American baseball player (born 1936)

Carl Lynwood Mathias (born June 13, 1936) is an American former professional baseball player, a left-handed pitcher who appeared in 11 games over parts of two seasons for the Cleveland Indians (1960) and Washington Senators (1961). The native of Bechtelsville, Pennsylvania, was nicked "Stubby", although he was listed as 5 ft 11 in tall during his playing career; he weighed 195 lb.

Mathias signed with Cleveland in 1955 after graduating from Oley Valley High School. The Indians recalled him from Triple-A in the midseason of 1960, and used him in seven games, all in relief, with Mathias posting an 0–1 won–lost record, with no saves, through September 26. Then, in December, he was selected by the newly created expansion edition of the Washington Senators with the tenth overall pick in the 1960 Major League Baseball expansion draft. Mathias appeared in four games for the 1961 Senators in midyear after being called up from Triple-A, starting in three of them.
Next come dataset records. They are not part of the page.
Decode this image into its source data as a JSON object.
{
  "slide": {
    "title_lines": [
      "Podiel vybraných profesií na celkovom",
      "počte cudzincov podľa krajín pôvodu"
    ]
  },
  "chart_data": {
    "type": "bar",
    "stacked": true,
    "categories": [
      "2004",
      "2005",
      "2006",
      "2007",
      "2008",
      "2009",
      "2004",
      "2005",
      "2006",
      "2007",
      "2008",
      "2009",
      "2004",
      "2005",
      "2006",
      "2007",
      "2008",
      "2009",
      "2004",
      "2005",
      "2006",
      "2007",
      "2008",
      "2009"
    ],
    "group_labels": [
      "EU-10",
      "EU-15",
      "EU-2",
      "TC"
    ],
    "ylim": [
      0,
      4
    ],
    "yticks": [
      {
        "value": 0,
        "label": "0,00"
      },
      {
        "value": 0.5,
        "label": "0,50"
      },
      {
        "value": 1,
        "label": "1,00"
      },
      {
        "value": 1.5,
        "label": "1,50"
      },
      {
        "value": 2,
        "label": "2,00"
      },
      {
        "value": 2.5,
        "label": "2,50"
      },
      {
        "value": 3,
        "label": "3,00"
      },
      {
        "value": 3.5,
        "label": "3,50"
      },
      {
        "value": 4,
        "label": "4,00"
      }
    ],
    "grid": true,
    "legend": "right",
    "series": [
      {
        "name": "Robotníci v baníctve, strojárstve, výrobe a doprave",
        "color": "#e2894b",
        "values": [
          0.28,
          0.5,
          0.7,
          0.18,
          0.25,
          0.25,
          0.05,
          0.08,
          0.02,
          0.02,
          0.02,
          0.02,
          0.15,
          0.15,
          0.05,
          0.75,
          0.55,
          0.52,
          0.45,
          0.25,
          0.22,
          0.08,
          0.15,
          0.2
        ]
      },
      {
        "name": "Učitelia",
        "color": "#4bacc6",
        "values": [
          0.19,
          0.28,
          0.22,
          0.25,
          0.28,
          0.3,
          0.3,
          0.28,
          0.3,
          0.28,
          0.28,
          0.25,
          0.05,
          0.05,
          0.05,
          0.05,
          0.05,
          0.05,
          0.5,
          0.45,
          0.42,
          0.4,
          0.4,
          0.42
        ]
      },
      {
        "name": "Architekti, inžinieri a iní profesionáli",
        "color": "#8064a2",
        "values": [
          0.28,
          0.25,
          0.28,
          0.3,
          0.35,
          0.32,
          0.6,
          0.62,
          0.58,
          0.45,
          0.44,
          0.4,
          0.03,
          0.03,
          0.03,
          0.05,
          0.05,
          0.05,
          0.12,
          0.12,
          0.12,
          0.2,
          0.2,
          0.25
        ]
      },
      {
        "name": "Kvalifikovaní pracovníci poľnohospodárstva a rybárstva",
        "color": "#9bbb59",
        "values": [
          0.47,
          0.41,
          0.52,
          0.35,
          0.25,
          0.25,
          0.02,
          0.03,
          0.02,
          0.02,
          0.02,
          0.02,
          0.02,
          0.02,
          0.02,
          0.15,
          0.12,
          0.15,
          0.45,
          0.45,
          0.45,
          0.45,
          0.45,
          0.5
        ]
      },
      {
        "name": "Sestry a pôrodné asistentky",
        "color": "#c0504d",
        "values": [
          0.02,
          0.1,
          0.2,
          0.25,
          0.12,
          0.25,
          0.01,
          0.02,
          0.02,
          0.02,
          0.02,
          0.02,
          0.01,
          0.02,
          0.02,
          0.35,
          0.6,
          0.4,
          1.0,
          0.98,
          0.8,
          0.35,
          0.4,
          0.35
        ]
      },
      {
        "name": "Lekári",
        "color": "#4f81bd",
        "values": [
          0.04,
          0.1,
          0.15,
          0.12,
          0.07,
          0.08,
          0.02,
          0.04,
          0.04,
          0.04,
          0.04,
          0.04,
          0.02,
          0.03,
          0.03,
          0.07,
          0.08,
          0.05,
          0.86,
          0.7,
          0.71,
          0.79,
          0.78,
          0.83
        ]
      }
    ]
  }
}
His first start, on June 18, against the Boston Red Sox at Fenway Park, was especially memorable. He pitched into the ninth inning, and left the game with Washington ahead 12–7 and two outs, although Mathias had left the bases loaded. His relief pitcher, Dave Sisler, proceeded to issue a pair of bases on balls to score two Boston runs, then surrendered a walk-off grand slam home run to Jim Pagliaroni, giving the Bosox a 13–12 win. Mathias did not get a decision, but lost the opportunity to register his first MLB win. Mathias was treated rudely by the Chicago White Sox in his next start June 24 and took the loss, the second of his career. He made two more appearances before returning to the minor leagues for the remainder of his pro career. He retired in 1964 after ten seasons.

In his 11 MLB games with three career starts, covering 29 innings pitched, Mathias fashioned an 0–2 record, no saves, and an earned run average of 7.14. He permitted 23 earned runs, 36 hits and 12 bases on balls, and registered 20 strikeouts.